( Pani ,Pana ,Panana ,Panamahe ,Panimaha )
Geographical region : Plains and Prairie ( Nebraska )
Lived normally in Prairie-shacks
Language : Hoka-Caddo (Hokan-Siouan linguistic stock)
Subtribes are :
The tribes name maybe comes from the Caddo word 'pariki' which means horn. It could be, it's because of the strange behaviour in how they wear their front-hair.
The Pawnee lived in small villages which came close to the Mandan-Settlements.
They were farmers but as well they did hunt the buffalo.
The Pawnee had a complicated religion, which had been developed independant from those of the other tribes who lived in the plains.
Part of their belief was to make caught women a sacrifice to their gods to get a good harvest.
This ritual was abrogated by an unloved regulation which was made by Skidi-chief Patalesharo.
The Pawnee behaved friendly against the French but hostile to the Spanish.
The first Pawnee were met in the late 17 century.
After Louisiana was bought in the year 1803, good relationship started between the Pawnee and the United States.
They sold the biggest part of their land to the USA.
The Pawnee did content with a reservation in Kansas in the year 1857, but suffered from sickness and locust-torment, which destroyed their harvest.
They as well were attacked quite often by the Lakota-Sioux.
From 1872 to 1876 the Pawnee population went down from 2447 people to 1521.
In the year 1876 they were brought to a new reservation in the indian terretory.
16 years later this piece of land was partioned among the last 820 Pawnee or was sold to white settlers.
In the year 1985 there lived about 2000 Pawnee in the state of Oklahoma.
At one time the Pawnee lived in what is now Texas, but by 1541, when Coronado visited Quivira, they seem to have been settled in the valley of the Platte River in S. Nebraska. They then numbered some 10,000.

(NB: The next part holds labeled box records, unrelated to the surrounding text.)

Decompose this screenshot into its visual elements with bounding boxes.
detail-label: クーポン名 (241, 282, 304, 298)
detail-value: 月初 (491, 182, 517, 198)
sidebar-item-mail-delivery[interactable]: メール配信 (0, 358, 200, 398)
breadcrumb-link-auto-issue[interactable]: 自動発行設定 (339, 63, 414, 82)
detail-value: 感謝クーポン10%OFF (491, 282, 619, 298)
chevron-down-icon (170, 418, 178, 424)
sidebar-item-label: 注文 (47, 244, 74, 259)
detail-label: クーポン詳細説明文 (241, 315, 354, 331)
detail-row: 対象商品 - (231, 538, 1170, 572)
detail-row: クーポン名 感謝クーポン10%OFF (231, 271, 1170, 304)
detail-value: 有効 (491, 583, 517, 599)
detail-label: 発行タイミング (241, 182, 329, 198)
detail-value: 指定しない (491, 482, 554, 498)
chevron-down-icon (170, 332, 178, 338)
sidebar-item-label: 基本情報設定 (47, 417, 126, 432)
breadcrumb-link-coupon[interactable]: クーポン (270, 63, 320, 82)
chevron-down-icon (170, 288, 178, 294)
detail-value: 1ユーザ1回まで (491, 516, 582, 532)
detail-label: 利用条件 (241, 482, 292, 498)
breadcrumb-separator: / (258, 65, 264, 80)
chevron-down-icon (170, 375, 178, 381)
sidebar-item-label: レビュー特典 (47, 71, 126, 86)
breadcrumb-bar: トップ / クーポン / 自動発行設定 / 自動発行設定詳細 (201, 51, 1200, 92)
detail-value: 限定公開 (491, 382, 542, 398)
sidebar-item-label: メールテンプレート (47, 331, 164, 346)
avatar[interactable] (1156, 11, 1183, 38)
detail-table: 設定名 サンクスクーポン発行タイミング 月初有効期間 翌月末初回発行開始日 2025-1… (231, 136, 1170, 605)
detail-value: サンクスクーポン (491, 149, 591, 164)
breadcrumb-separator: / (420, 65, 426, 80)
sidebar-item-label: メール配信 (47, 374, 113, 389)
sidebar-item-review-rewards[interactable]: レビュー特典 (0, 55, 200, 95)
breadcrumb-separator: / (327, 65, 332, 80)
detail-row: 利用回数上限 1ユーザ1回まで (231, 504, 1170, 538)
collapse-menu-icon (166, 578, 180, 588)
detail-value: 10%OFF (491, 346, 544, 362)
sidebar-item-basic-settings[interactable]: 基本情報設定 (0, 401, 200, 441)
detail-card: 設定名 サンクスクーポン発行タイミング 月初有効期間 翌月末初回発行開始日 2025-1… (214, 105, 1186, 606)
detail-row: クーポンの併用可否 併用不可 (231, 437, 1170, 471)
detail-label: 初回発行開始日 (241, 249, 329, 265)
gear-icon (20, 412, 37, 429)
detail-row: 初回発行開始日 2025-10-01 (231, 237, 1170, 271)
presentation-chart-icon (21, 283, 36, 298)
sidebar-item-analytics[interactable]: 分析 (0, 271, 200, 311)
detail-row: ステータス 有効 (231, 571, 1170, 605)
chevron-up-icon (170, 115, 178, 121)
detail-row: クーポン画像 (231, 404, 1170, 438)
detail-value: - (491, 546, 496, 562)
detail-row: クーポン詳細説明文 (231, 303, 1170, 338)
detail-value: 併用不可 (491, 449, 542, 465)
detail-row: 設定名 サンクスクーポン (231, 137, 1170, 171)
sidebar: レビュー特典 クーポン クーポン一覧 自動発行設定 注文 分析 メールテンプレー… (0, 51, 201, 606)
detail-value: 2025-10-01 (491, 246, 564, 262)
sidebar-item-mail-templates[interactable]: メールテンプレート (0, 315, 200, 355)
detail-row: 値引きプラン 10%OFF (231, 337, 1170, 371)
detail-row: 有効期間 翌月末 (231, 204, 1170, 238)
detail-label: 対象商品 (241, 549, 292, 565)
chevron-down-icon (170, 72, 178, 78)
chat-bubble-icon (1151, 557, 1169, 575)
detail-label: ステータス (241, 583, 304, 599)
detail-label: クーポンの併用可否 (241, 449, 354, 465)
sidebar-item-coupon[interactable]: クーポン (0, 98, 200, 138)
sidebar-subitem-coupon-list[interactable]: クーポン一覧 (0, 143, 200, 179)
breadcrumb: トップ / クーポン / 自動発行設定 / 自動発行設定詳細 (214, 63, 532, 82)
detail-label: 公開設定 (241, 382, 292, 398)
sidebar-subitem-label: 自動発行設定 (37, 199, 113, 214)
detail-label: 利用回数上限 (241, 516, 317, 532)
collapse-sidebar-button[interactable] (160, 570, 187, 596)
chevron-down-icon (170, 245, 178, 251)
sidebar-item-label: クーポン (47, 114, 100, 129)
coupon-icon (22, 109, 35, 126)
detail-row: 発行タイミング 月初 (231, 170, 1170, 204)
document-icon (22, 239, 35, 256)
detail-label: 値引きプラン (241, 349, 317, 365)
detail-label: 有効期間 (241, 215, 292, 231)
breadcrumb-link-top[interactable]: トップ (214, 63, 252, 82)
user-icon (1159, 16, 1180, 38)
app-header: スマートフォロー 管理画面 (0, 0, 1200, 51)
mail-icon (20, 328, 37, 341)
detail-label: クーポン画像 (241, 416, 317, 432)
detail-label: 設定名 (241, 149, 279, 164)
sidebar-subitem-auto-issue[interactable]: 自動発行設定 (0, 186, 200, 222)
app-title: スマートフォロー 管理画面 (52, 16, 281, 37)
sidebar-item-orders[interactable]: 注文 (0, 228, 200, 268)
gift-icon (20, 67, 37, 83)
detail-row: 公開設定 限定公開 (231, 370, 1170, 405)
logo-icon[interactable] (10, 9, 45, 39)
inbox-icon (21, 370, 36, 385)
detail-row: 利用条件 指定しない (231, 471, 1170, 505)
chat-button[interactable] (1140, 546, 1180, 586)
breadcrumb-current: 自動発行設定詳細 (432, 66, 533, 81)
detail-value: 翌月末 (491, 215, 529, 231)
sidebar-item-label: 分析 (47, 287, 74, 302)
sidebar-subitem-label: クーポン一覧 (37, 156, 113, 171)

By the time French traders settled (1750) among them, the Pawnee had extended their territory to the Republican River in N. Kansas and the Niobrara River in N. Nebraska.
In 1806, Spanish soldiers visited the Pawnee just before the arrival of the expedition of Zebulon M. Pike.
In material culture the Pawnee resembled other Native Americans of the Plains area but they had an elaborate set of myths and rituals.
Their supreme god was Tirawa (the sun), who with Mother Earth conceived Morning Star. Morning Star was the rising and dying god of vegetation.
The Pawnee periodically sacrificed a young woman to Morning Star. This custom, one of the few examples of human sacrifice North of Mexico.
The Pawnee were hostile to the Sioux and the Cheyenne although friendly toward the Oto.
They were fierce fighters, but they never warred against the United States, even when treated unjustly by the government.
In fact the Pawnee provided scouts for the U.S. army in the Indian wars, as well as protecting the Union Pacific RR from the depredations of other Native Americans.
Pawnee population was reduced by wars with the Sioux and by the smallpox and cholera epidemics of the 1830s and 1840s.
By a series of treaties begun early in the 19th cent. the Pawnee ceded all of their land in Nebraska and in 1876 moved to a reservation in Oklahoma, where they were granted the right to own their land individually.
See Ralph Linton, The Sacrifice to the Morning Star by the Skidi Pawnee (1922); Waldo Wedel, An Introduction to Pawnee Archeology (1936); Gene Weltfish, The Lost Universe (1965); G. E. Hyde, The Pawnee Indians (rev. ed. 1973).